Değişimlerle beraber zaman mı kötülük saçmaya başladı, yoksa çürümüşlüklerini bütün zamanlara yayarak ve çoğalarak bugüne kadar gelen bu zihniyet mi? Önce bunu sormamız gerekiyor. Bir anlamda kötülüğün yüzüne bir fener çakmak gibi bir şey aslında bu soru. Çünkü ışığın ortaya çıkardığı izleri takip etmek gerçeğe de ulaşma imkanı sağlayacaktır doğal olarak.

Evet, zamanın içindeki bazı dengeler bir çok şeyde büyük değişimler yarattı. Teknolojik gelişmelerle birlikte; İnsanlar değişti, toplum değişti, ülke değişti…Evler, mahalleler, sokaklar, kahvehaneler, eğlence yerleri, tarzlar, konuşmalar, davranışlar, duyarlılıklar, tepkiler, komşuluklar, arkadaşlıklar, dostluklar, sevgililer, aşklar, eşler hatta toplumun temel taşı aileler…

Ama kötülük hiç değişmedi. Sadece çoğaldı, mutasyona uğradı ve gizlenmeye ihtiyaç duymayacak kadar arsız hale geldi ya da getirildi. Eskiden de kadınlar ve çocuklar bedensel, ruhsal tacize, tecavüze ve şiddete maruz kalıyorlardı, bugünde kalıyorlar…

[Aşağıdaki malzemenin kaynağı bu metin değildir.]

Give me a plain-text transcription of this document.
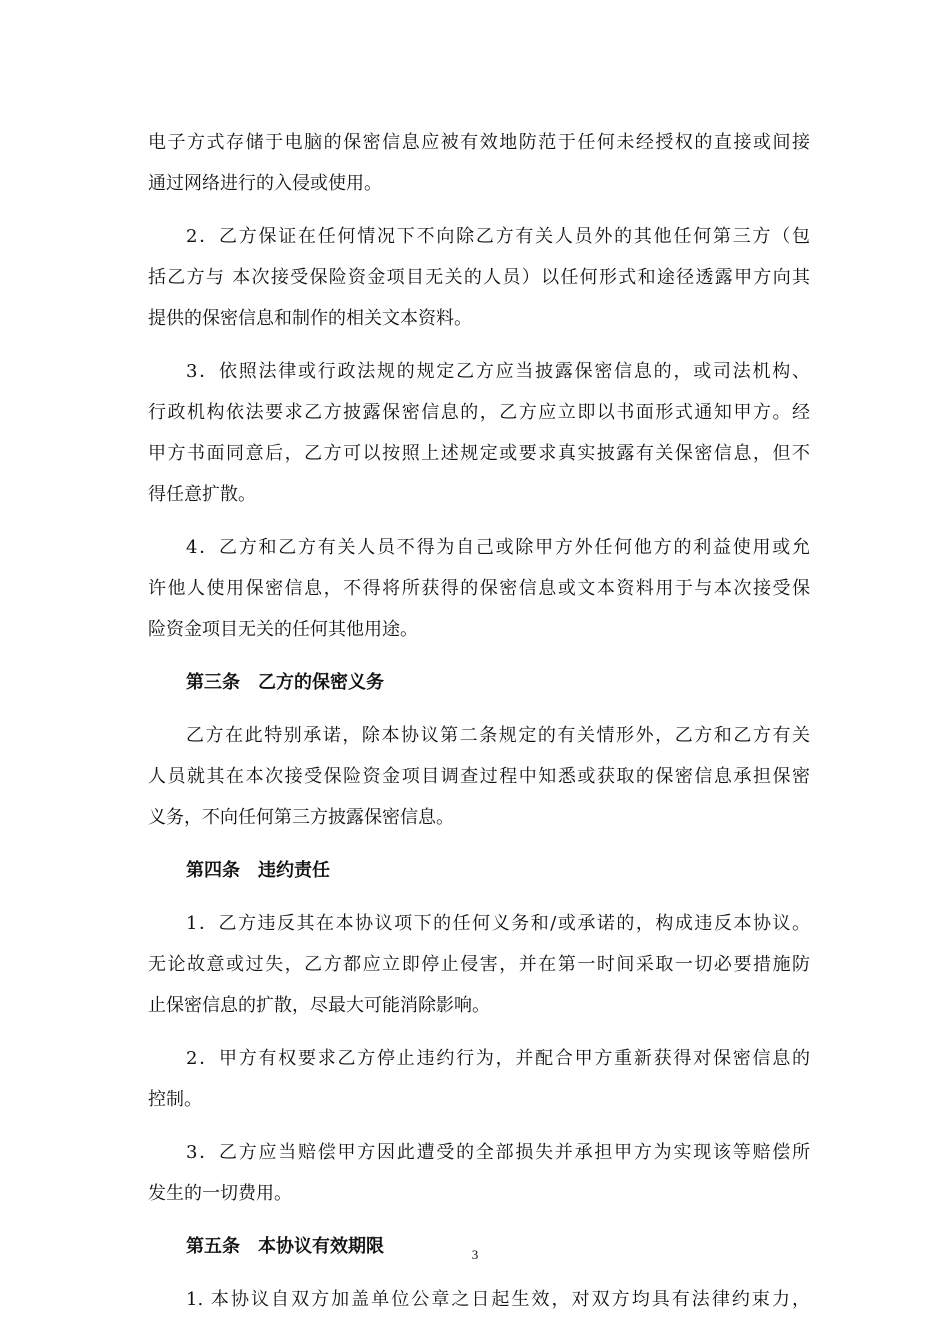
电子方式存储于电脑的保密信息应被有效地防范于任何未经授权的直接或间接
通过网络进行的入侵或使用。
2．乙方保证在任何情况下不向除乙方有关人员外的其他任何第三方（包
括乙方与 本次接受保险资金项目无关的人员）以任何形式和途径透露甲方向其
提供的保密信息和制作的相关文本资料。
3．依照法律或行政法规的规定乙方应当披露保密信息的，或司法机构、
行政机构依法要求乙方披露保密信息的，乙方应立即以书面形式通知甲方。经
甲方书面同意后，乙方可以按照上述规定或要求真实披露有关保密信息，但不
得任意扩散。
4．乙方和乙方有关人员不得为自己或除甲方外任何他方的利益使用或允
许他人使用保密信息，不得将所获得的保密信息或文本资料用于与本次接受保
险资金项目无关的任何其他用途。
第三条　乙方的保密义务
乙方在此特别承诺，除本协议第二条规定的有关情形外，乙方和乙方有关
人员就其在本次接受保险资金项目调查过程中知悉或获取的保密信息承担保密
义务，不向任何第三方披露保密信息。
第四条　违约责任
1．乙方违反其在本协议项下的任何义务和/或承诺的，构成违反本协议。
无论故意或过失，乙方都应立即停止侵害，并在第一时间采取一切必要措施防
止保密信息的扩散，尽最大可能消除影响。
2．甲方有权要求乙方停止违约行为，并配合甲方重新获得对保密信息的
控制。
3．乙方应当赔偿甲方因此遭受的全部损失并承担甲方为实现该等赔偿所
发生的一切费用。
第五条　本协议有效期限
1. 本协议自双方加盖单位公章之日起生效，对双方均具有法律约束力，
3
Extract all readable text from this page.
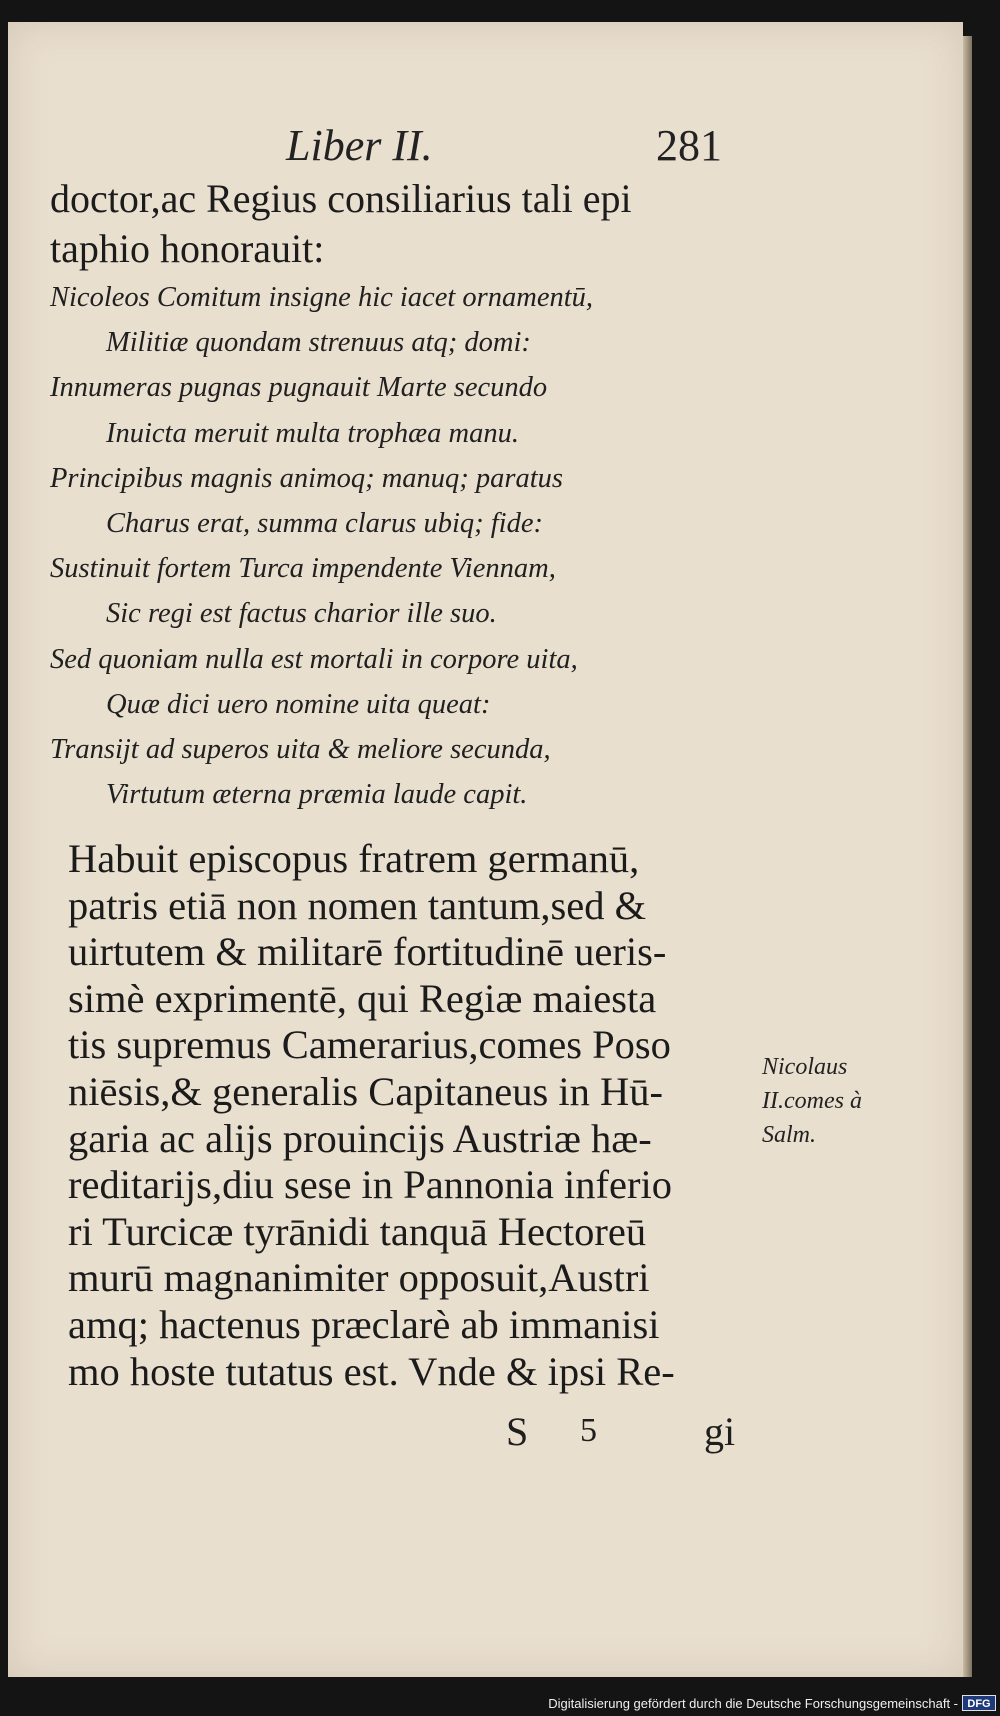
Liber II.	281

doctor,ac Regius consiliarius tali epi

taphio honorauit:

Nicoleos Comitum insigne hic iacet ornamentū,
Militiæ quondam strenuus atq; domi:
Innumeras pugnas pugnauit Marte secundo
Inuicta meruit multa trophæa manu.
Principibus magnis animoq; manuq; paratus
Charus erat, summa clarus ubiq; fide:
Sustinuit fortem Turca impendente Viennam,
Sic regi est factus charior ille suo.
Sed quoniam nulla est mortali in corpore uita,
Quæ dici uero nomine uita queat:
Transijt ad superos uita & meliore secunda,
Virtutum æterna præmia laude capit.
Habuit episcopus fratrem germanū,
patris etiā non nomen tantum,sed &
uirtutem & militarē fortitudinē ueris-
simè exprimentē, qui Regiæ maiesta
tis supremus Camerarius,comes Poso
niēsis,& generalis Capitaneus in Hū-
garia ac alijs prouincijs Austriæ hæ-
reditarijs,diu sese in Pannonia inferio
ri Turcicæ tyrānidi tanquā Hectoreū
murū magnanimiter opposuit,Austri
amq; hactenus præclarè ab immanisi
mo hoste tutatus est. Vnde & ipsi Re-
Nicolaus
II.comes à
Salm.
S 5	gi
Digitalisierung gefördert durch die Deutsche Forschungsgemeinschaft - DFG
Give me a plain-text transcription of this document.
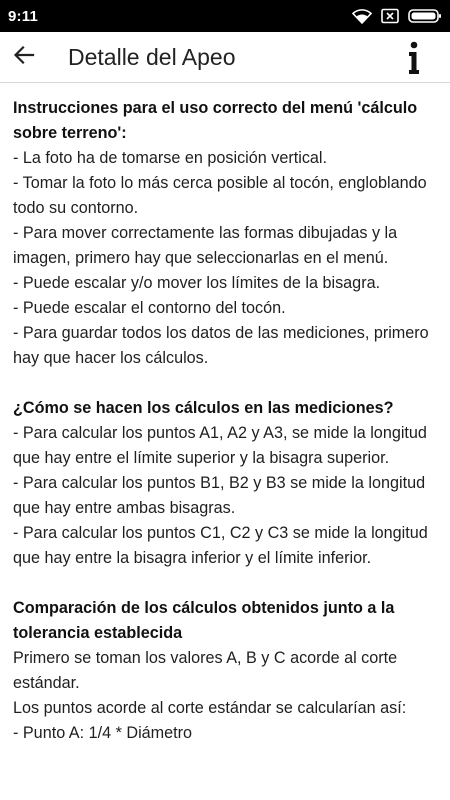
9:11
Detalle del Apeo
Instrucciones para el uso correcto del menú 'cálculo sobre terreno':
- La foto ha de tomarse en posición vertical.
- Tomar la foto lo más cerca posible al tocón, engloblando todo su contorno.
- Para mover correctamente las formas dibujadas y la imagen, primero hay que seleccionarlas en el menú.
- Puede escalar y/o mover los límites de la bisagra.
- Puede escalar el contorno del tocón.
- Para guardar todos los datos de las mediciones, primero hay que hacer los cálculos.
¿Cómo se hacen los cálculos en las mediciones?
- Para calcular los puntos A1, A2 y A3, se mide la longitud que hay entre el límite superior y la bisagra superior.
- Para calcular los puntos B1, B2 y B3 se mide la longitud que hay entre ambas bisagras.
- Para calcular los puntos C1, C2 y C3 se mide la longitud que hay entre la bisagra inferior y el límite inferior.
Comparación de los cálculos obtenidos junto a la tolerancia establecida
Primero se toman los valores A, B y C acorde al corte estándar.
Los puntos acorde al corte estándar se calcularían así:
- Punto A: 1/4 * Diámetro
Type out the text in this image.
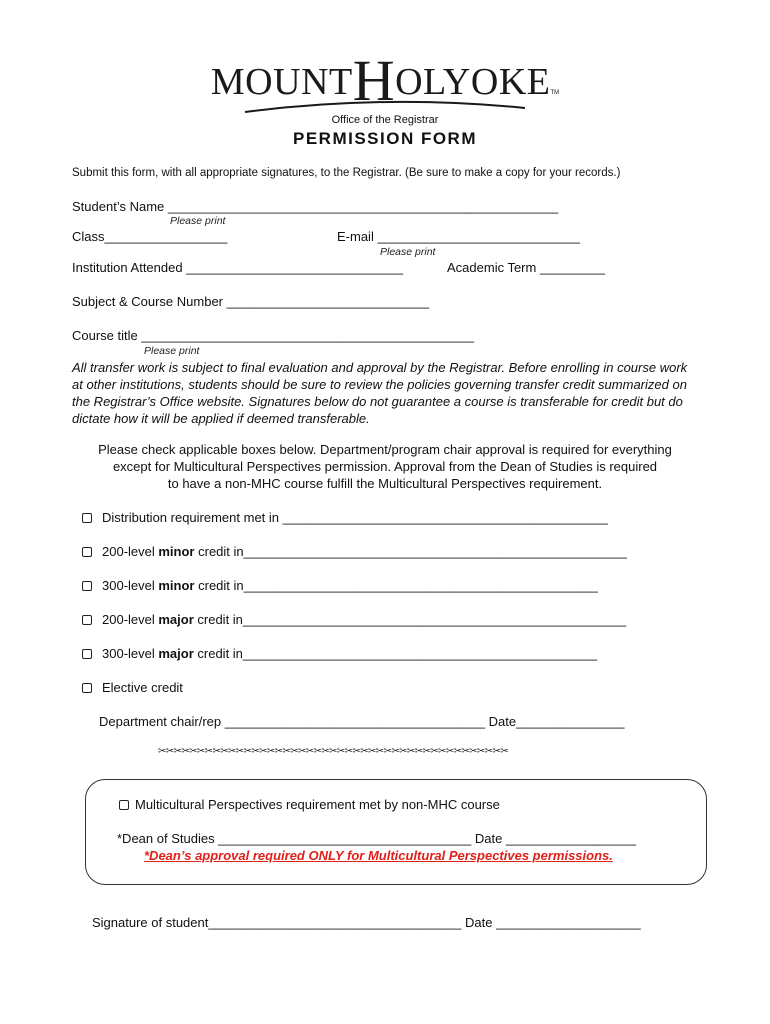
MOUNTHOLYOKETM
Office of the Registrar
PERMISSION FORM
Submit this form, with all appropriate signatures, to the Registrar. (Be sure to make a copy for your records.)
Student’s Name ______________________________________________________
Please print
Class_________________	E-mail ____________________________
Please print
Institution Attended ______________________________	Academic Term _________
Subject & Course Number ____________________________
Course title ______________________________________________
Please print
All transfer work is subject to final evaluation and approval by the Registrar. Before enrolling in course work at other institutions, students should be sure to review the policies governing transfer credit summarized on the Registrar’s Office website. Signatures below do not guarantee a course is transferable for credit but do dictate how it will be applied if deemed transferable.
Please check applicable boxes below. Department/program chair approval is required for everything
except for Multicultural Perspectives permission. Approval from the Dean of Studies is required
to have a non-MHC course fulfill the Multicultural Perspectives requirement.
Distribution requirement met in _____________________________________________
200-level minor credit in_____________________________________________________
300-level minor credit in_________________________________________________
200-level major credit in_____________________________________________________
300-level major credit in_________________________________________________
Elective credit
Department chair/rep ____________________________________ Date_______________
✂✂✂✂✂✂✂✂✂✂✂✂✂✂✂✂✂✂✂✂✂✂✂✂✂✂✂✂✂✂✂✂✂✂✂✂✂✂✂✂✂✂✂✂✂
Multicultural Perspectives requirement met by non-MHC course
*Dean of Studies ___________________________________ Date __________________
*Dean’s approval required ONLY for Multicultural Perspectives permissions.
Signature of student___________________________________ Date ____________________
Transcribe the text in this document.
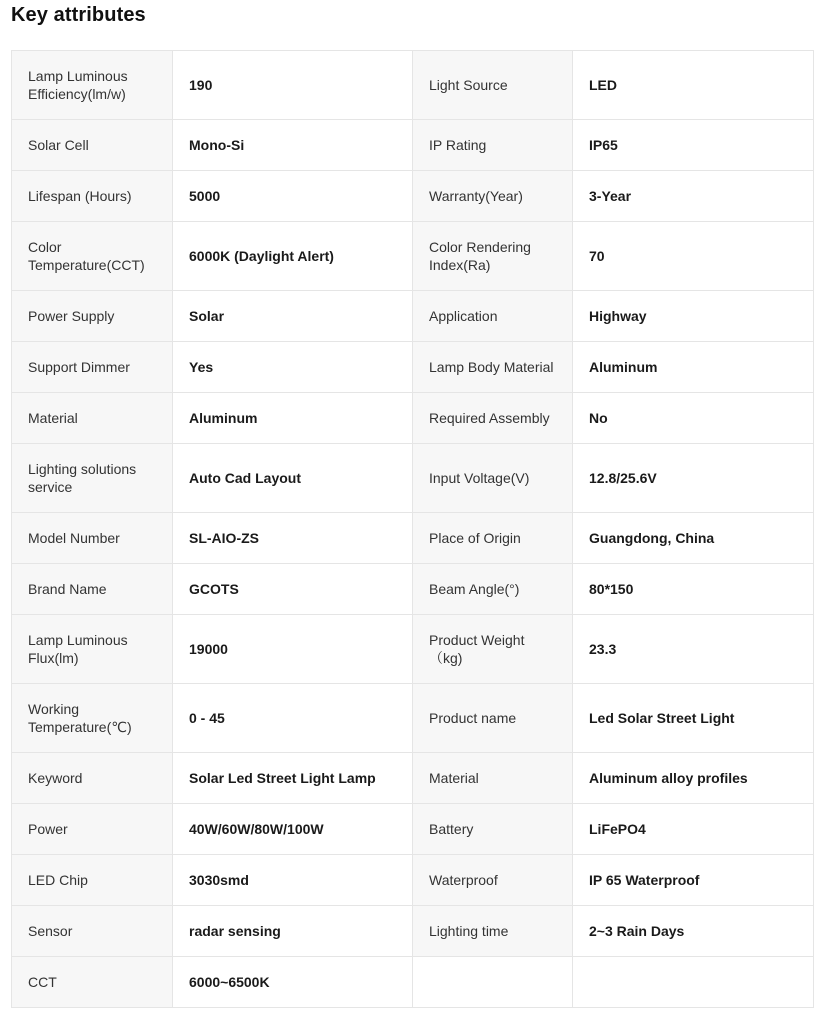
Key attributes
Lamp Luminous Efficiency(lm/w)	190	Light Source	LED
Solar Cell	Mono-Si	IP Rating	IP65
Lifespan (Hours)	5000	Warranty(Year)	3-Year
Color Temperature(CCT)	6000K (Daylight Alert)	Color Rendering Index(Ra)	70
Power Supply	Solar	Application	Highway
Support Dimmer	Yes	Lamp Body Material	Aluminum
Material	Aluminum	Required Assembly	No
Lighting solutions service	Auto Cad Layout	Input Voltage(V)	12.8/25.6V
Model Number	SL-AIO-ZS	Place of Origin	Guangdong, China
Brand Name	GCOTS	Beam Angle(°)	80*150
Lamp Luminous Flux(lm)	19000	Product Weight（kg)	23.3
Working Temperature(℃)	0 - 45	Product name	Led Solar Street Light
Keyword	Solar Led Street Light Lamp	Material	Aluminum alloy profiles
Power	40W/60W/80W/100W	Battery	LiFePO4
LED Chip	3030smd	Waterproof	IP 65 Waterproof
Sensor	radar sensing	Lighting time	2~3 Rain Days
CCT	6000~6500K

Ama bugünle kıyaslandığında, farklı olan şey;

Gizleyenlerin, sesini çıkarmayanların, kendi aralarında çözenlerin aksine, eskiden bu durumlar karşısında oluşan tepkilerin de oldukça fazla olmasıydı. Sessizlik bu denli büyük bir oranda hüküm sürmüyordu. Karşı çıkıyorlardı insanlar, lanetliyorlardı. Empati denen olgu devreye daha sık giriyordu. Ruhları çürümüş bu insanlara karşı topyekün tepkiler ve takınılan tavırlar daha net ve daha fazlaydı doğal olarak. Yani Saldırıya maruz kalan çocuklar ve kadınlar hiç bu kadar büyük bir sessizliğe mahkum edilmemişti diyebiliriz..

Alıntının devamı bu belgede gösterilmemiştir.